Now, there’s nothing wrong with clear-eyed debate over the best strategies to reduce reliance on fossil fuels. We can acknowledge stark realities—including Americans' current dependence on natural gas and, yes, coal—wasteful practices or misguided avenues. Hey, the ethanol boondoggle that mainly benefits corn-growing agribusiness—there’s a good one. I’ve personally criticized the government for subsidizing production and sales of six-figure EVs, including Teslas, for wealthy buyers who don't need or deserve huge tax breaks.

But too many of those debates are insincere, with climate deniers and axe-grinders using them as an excuse ultimately to do nothing at all. We need emissions cuts across the board, not major polluters like Murray complaining that their share is a meaningless drop in the worldwide bucket. And I can still support smart subsidies of alternative-energy cars and energy innovators, including Tesla, as long as those efforts target mainstream consumers, measurable reductions in emissions and a competitive edge for American companies and products.

Flying home to New York from Detroit this week, I sat beside a young flight attendant named Chris. The Honda Civic Hybrid owner told me he had put down a deposit on a Tesla Model 3. Chris said he’d recently received a Tesla letter assuring him his Model 3 would be delivered in early 2018. That timeline felt shaky to me, I said, especially since Chris had some 300,000 people ahead of him in the reservation line.
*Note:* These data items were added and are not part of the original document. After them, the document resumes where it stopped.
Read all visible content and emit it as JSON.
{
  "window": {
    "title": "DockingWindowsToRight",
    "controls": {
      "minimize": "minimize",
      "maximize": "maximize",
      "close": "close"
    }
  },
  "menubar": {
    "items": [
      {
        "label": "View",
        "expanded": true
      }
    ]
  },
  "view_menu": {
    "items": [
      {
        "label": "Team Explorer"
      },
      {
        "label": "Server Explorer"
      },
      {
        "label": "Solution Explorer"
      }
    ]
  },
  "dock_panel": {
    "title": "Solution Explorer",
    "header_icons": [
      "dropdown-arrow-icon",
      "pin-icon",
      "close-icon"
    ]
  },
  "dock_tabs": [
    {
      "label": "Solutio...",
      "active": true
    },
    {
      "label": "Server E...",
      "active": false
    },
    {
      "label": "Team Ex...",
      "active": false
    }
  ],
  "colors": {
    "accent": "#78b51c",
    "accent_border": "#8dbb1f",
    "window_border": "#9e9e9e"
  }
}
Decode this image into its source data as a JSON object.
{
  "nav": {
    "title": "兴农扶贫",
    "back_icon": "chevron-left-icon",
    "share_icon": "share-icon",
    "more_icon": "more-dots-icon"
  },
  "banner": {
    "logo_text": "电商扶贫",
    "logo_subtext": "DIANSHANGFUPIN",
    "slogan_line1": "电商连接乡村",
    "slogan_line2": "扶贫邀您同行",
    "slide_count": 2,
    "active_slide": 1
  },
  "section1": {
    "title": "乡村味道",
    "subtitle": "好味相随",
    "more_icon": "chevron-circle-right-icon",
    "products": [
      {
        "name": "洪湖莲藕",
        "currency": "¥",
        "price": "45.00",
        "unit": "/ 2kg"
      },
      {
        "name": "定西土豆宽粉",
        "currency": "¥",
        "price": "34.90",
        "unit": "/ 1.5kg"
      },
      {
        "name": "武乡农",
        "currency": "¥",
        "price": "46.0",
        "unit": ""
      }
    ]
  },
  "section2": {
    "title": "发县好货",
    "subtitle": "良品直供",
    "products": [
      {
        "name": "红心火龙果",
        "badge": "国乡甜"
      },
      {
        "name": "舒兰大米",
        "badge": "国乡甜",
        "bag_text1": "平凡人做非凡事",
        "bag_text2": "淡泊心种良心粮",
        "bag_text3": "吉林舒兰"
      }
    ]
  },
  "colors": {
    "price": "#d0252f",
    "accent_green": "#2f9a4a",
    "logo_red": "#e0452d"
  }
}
Tesla, I patiently reminded him, has missed previous deadlines in bringing cars to market and ramping up production. But Chris was adamant. He’d be getting his Tesla on time, or a discount on a Model S instead. Asked about potential interest in the upcoming Chevrolet Bolt EV, Chris complimented some General Motors cars he’s owned, but said they’d eventually suffered major electrical issues. No, Chris said: It was Tesla or nothing.

Tesla may or may not build Chris' Model 3 on time. But that doesn’t sound like a fraud to me. It sounds like a groundbreaking American company—akin to a young, un-ripened Apple—that’s found the pulse of a barely tapped market, and is halfway toward blowing it open, from an Apple-like reputation and obsessed customers to healthy stock and richly compensated investors. And you don’t need a weatherman to see which way the greenhouse winds are blowing, and the coming storms of regulation. If I was a savvy investor like, say, Warren Buffett, I’d see that fossil fuels are the latent fraud—the technological, regulatory and planetary dead-end—and start bankrolling companies like Tesla instead.